Bhopal: A crucial byelection in Chhattisgarh will decide whether a third party can survive in the state. The election to the Marwahi assembly seat, which was vacated with the death of former chief minister Ajit Jogi, is slated for November 3. Already, there is reason to believe that the Congress, led by chief minister Bhupesh Baghel, will seek to disallow Jogi’s son and political heir Amit and his wife Richa Jogi from contesting.
Marwahi is a constituency reserved for members of the Scheduled Tribe (SCT) communities. Though Amit was formerly elected as an MLA from the constituency, his ST certificate was cancelled by the Bilaspur collector after Baghel became the chief minister in 2019. Baghel and Jogi had been feuding for over two decades and it is possible that the collector’s action was politically motivated. Amit obtained a stay from the Bilaspur high court and his certificate is still legally valid.
Amit’s battle is a continuation of his father Ajit Jogi’s struggle. The senior Jogi also fought several cases during his career to ‘prove’ his status as a member of the ST community. His certificate had been cancelled several times but he managed to obtain injunctions every time.
Amit now faces an uphill legal battle in Marwahi. Suspecting that the administration will reject his nomination form, he plans to nominate his wife Richa, who contested from Akaltara, an unreserved constituency, in the 2018 assembly elections and lost.
Seven Congress MLAs from ST communities, meanwhile, have met the governor Anusuiya Uikey to present to her a letter demanding that Richa should now ‘prove’ her status as a member of an ST community. In their letter, they have stated that Richa is a Christian and that she never furnished a certificate showing that she is a member of an ST community during her entire career, either during her education or employment.
They have also produced land records belonging to Richa’s family, which suggest that none of their landholdings are registered as tribal land. Her late father was a forest ranger and is believed to have amassed huge wealth but his status as a member of an ST community was never clear. She hails from the Sadhu community, whose ST status is under a cloud.
So the possibility that Richa’s form will also get rejected remains and she has also approached the governor to ask for her help.
According to News18, she said the Congress state government is trying to prevent her and her husband from contesting in the bypoll. “It’s well known that my husband had received a favourable court order on caste row in the past, and that we are from a tribal family,” she said.
Her brother Rishabh Sadhu appeared before the Caste Certificate Investigation Committee in Mungeli district on Thursday, according to News18. He said the family did not receive any show-cause notice to prove their ST status. He was given time until October 12 to furnish the necessary documents to ‘prove’ their status.
BJP remains silent
The BJP silence on the matter is conspicuous, given that the whole imbroglio over Jogi’s status was started by the saffron party when Jogi was the chief minister 20 years ago. BJP leaders Dilip Singh Bhuria and Nand Kumar Sai, who was the chairman of the National Commission for Scheduled Tribes, had declared Jogi not to be a member of an ST community twice. However, former chief minister Raman Singh or the party’s state president Vishnudeo Sai have said nothing so far on Amit’s status. The party seems to have left it to Baghel to take the issue forward.

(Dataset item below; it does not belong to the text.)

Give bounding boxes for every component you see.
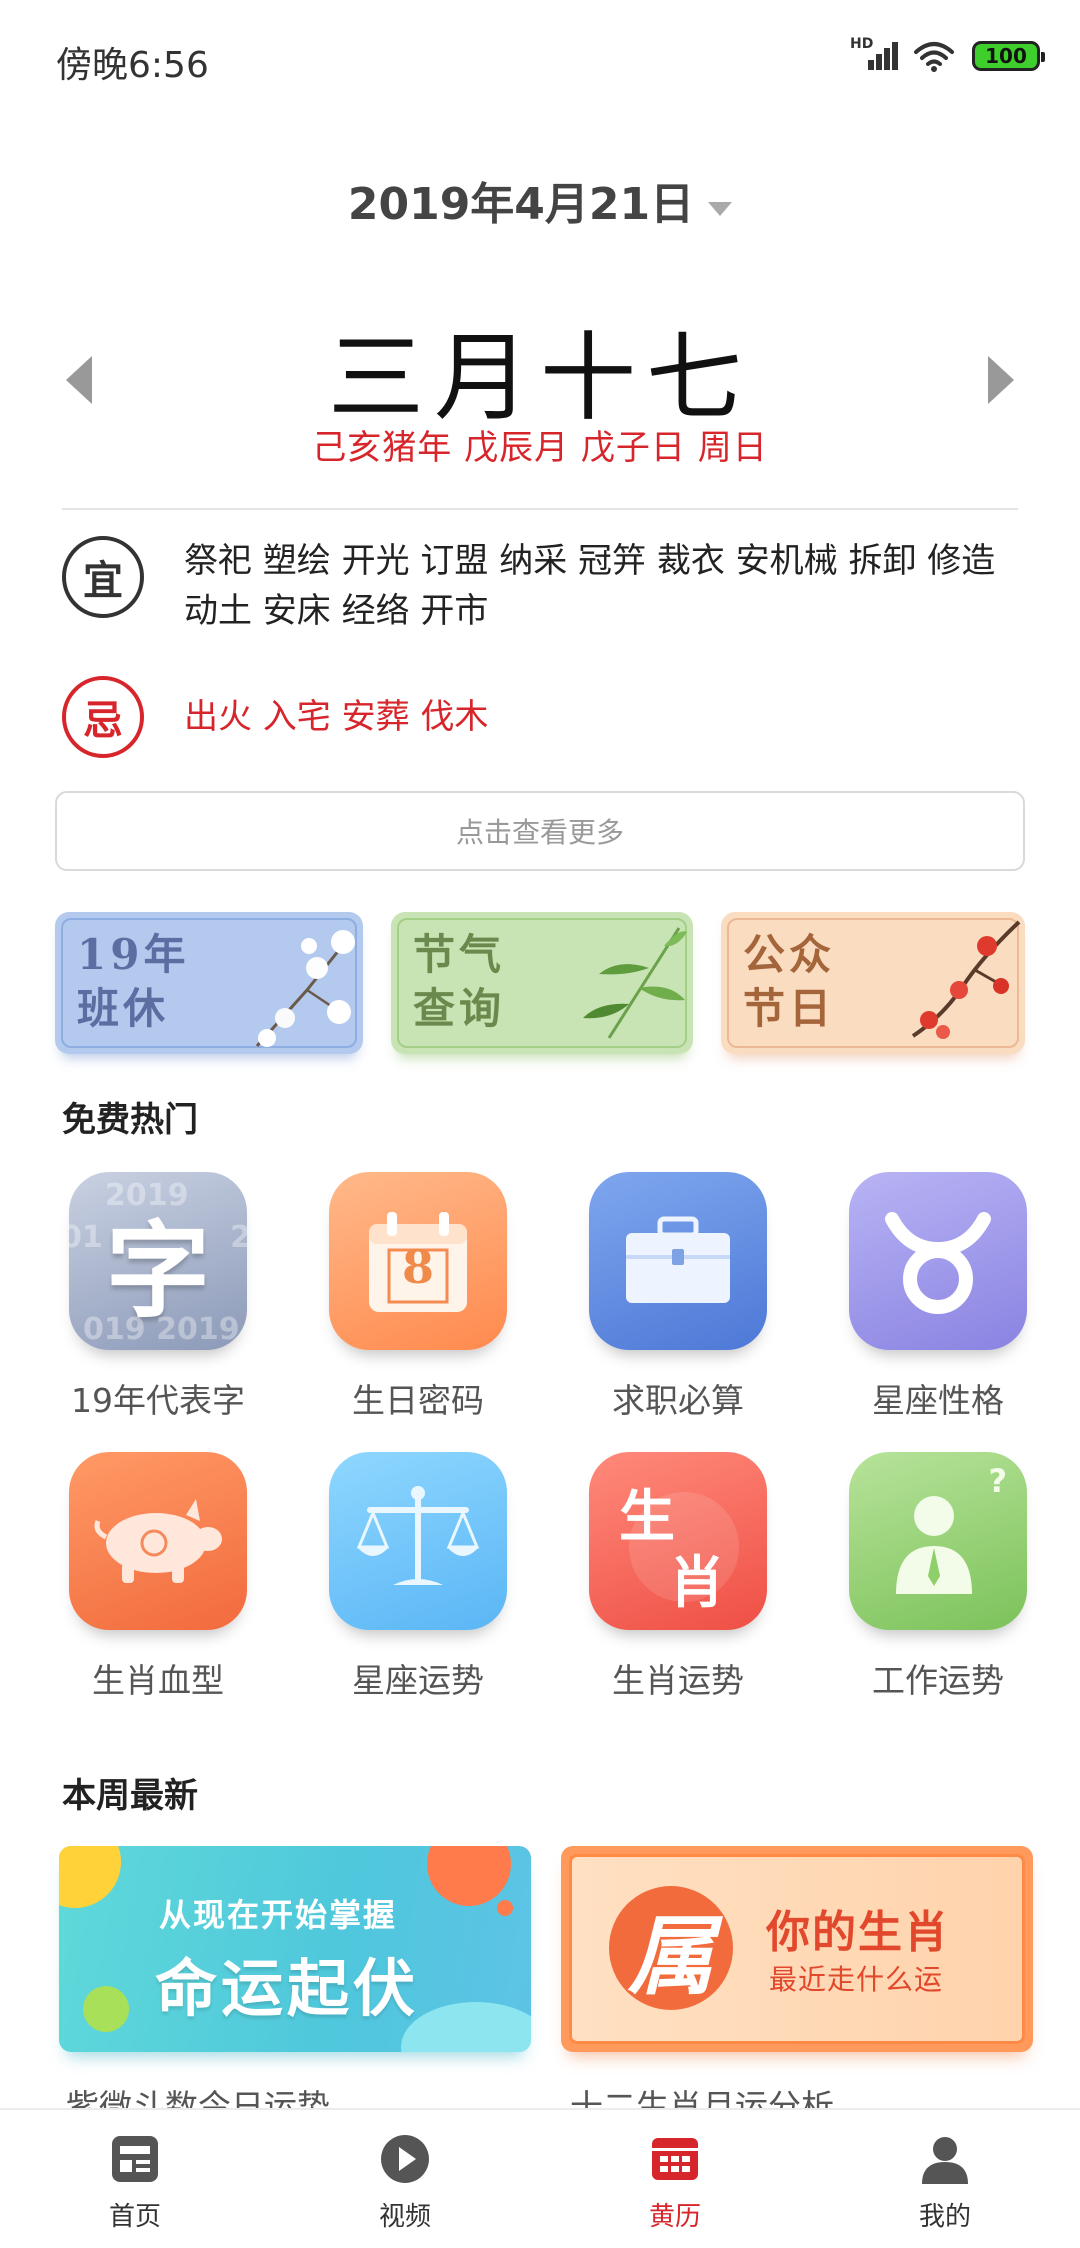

In the bypolls to the Marwahi constituency, the BJP has chosen to junk its past candidate Samira Paikra in favour of Dr Gambhir Singh, who practises medicine in Raipur.

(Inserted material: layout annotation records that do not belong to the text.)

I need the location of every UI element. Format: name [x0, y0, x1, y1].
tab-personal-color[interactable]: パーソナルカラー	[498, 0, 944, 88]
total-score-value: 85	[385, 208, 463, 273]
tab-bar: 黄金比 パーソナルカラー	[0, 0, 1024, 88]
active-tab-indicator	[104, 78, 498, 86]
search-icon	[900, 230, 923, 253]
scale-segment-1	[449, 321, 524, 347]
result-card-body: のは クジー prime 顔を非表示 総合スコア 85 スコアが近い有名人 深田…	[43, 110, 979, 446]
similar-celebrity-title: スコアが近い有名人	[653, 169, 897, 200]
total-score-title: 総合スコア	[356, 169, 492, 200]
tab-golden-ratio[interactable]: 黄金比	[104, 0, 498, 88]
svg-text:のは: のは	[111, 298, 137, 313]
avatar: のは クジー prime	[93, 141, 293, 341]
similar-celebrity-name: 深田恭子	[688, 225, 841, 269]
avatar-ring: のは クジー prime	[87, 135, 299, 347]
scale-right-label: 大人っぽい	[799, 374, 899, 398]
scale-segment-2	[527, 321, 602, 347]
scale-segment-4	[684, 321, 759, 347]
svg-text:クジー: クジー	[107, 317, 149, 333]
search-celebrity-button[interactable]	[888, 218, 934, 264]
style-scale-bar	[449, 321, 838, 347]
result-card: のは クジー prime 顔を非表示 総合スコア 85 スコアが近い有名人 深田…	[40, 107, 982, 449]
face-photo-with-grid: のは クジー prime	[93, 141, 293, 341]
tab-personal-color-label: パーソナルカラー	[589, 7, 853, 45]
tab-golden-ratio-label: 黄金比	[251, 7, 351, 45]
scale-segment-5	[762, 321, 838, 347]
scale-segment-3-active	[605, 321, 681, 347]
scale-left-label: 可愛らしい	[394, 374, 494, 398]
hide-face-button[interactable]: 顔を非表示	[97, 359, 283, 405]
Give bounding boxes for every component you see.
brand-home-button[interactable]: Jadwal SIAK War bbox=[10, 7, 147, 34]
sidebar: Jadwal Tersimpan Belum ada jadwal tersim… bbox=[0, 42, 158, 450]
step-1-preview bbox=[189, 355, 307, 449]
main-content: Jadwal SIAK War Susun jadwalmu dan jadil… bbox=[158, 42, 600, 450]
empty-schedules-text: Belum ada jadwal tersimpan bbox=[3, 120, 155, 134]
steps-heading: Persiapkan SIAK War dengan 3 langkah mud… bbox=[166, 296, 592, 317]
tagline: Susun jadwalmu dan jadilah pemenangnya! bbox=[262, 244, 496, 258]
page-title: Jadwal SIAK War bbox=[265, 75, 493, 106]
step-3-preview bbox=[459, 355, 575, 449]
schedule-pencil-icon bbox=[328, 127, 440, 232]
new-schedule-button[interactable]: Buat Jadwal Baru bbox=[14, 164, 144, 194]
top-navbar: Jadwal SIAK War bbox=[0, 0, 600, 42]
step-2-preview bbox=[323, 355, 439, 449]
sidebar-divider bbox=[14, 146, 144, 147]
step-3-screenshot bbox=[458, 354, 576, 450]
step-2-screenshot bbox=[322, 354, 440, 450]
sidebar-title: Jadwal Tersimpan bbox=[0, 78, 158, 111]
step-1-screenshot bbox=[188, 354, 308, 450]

The Congress is still undecided as it actually has no suitable candidate to contest in a constituency where the Jogis have a long history of electoral success. Recently, the Baghel government carved out Gaurella-Pendra-Marwahi as a separate district from Bilaspur and placed a collector there. Baghel feels that the areas require greater focus, accusing the Jogi’s of deliberately ignoring the region and preventing development to establish greater control over the people.
It is believed that Amit can win not just this election in Marwahi but also ensuing ones with ease. He heads the Janta Congress Chhattisgarh and his six MLAs have stood by him despite rumours of some of them joining the Congress. Some Congressmen have also been trying to convince Amit to rejoin the party after he expressed faith in Sonia Gandhi’s leadership.
Either way, the bottom line is that both the Congress and the BJP do not want a third force to remain in the state. If the state’s electoral politics remains a binary in nature, then both the parties and their MLAs continue to benefit. Amit Jogi stands in the way of this comfortable arrangement.